The only clue to Juliet’s whereabouts is that she is being held captive somewhere in a town on the 15th Parallel. It could be 15 North or 15 South. So Brannigan decides to check out every town of significant size along those lines of latitude. His chances of success might seem small but he’s getting two hundred bucks a day plus expenses so he’s not complaining.

Brannigan’s search for Juliet leads him from one woman’s bed to another. The novel is a series of sexual encounters but at least the author manages to bring these encounters about in interesting and amusing ways. When you find a woman, naked except for black stockings and black gloves, rifling your suitcase in your hotel room you’re naturally surprised. You’re even more surprised to discover she’s a CIA agent. And you’re more surprised still when she explains why she carries out her intelligence duties almost stark naked. Celia, the nude CIA agent, is a graduate of the CIA’s Seduction and Slaughter course and she knows all sorts of ways in which naked girls can kill people. British spies with a Double 0 number are licensed to kill. Celia has a XX number - she’s licensed to do other things as well. Which she does with enthusiasm.

Brannigan’s meeting with the murder-inclined Scarlett Butler (yes Knoles likes jokey names) also comes about in an unexpected way.

The sex is frequent and steamy but non-graphic. This is titillation rather than porn.

While some pulp sleaze novels could be quite dark this one is light-hearted and engagingly silly. It’s played mainly for laughs. Knoles also wrote a series of spy spoof novels and Shame Market, with its exotic settings, has something of that kind of feel. It’s a private eye spoof novel, with some spy spoof motifs and with lots of sex.

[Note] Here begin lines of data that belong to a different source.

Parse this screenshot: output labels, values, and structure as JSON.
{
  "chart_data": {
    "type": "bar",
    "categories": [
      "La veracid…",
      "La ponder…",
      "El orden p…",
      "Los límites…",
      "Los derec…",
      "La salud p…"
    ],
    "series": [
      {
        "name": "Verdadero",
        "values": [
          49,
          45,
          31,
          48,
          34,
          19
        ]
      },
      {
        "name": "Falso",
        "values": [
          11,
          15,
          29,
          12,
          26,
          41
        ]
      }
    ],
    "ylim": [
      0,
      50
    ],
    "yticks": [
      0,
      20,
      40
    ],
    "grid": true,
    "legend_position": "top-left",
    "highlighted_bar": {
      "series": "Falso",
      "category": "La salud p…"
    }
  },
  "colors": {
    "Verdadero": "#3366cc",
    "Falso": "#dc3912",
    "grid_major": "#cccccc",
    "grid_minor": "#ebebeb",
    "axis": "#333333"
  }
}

Brannigan is very hardboiled and very cynical, and very unscrupulous. He’s not a bad guy but he looks out for number one and he’s not going to risk his neck to do heroic things, like rescuing damsels in distress. That’s not to say he won’t rescue a damsel in distress - he will do so if there’s no risk and if there’s something in it for him. If the damsel is likely to show her gratitude, either in the form of cash or in bed, then he’ll consider it. This could be a recipe for noir fiction but in this case it’s played for amusement, with perhaps an attempt to add an edge of black comedy.

Brannigan is like a cross between Mike Hammer and Matt Helm (the Matt Helm of the movies not the novels), but without a trace of chivalry.

Brannigan is cynical and the book itself is pretty cynical as well, albeit in an obviously  tongue-in-cheek manner. The women are there to take their clothes off and jump into bed, which they do with alacrity.

In its own way it’s amusing sleazy (very sleazy) fun and it’s recommended.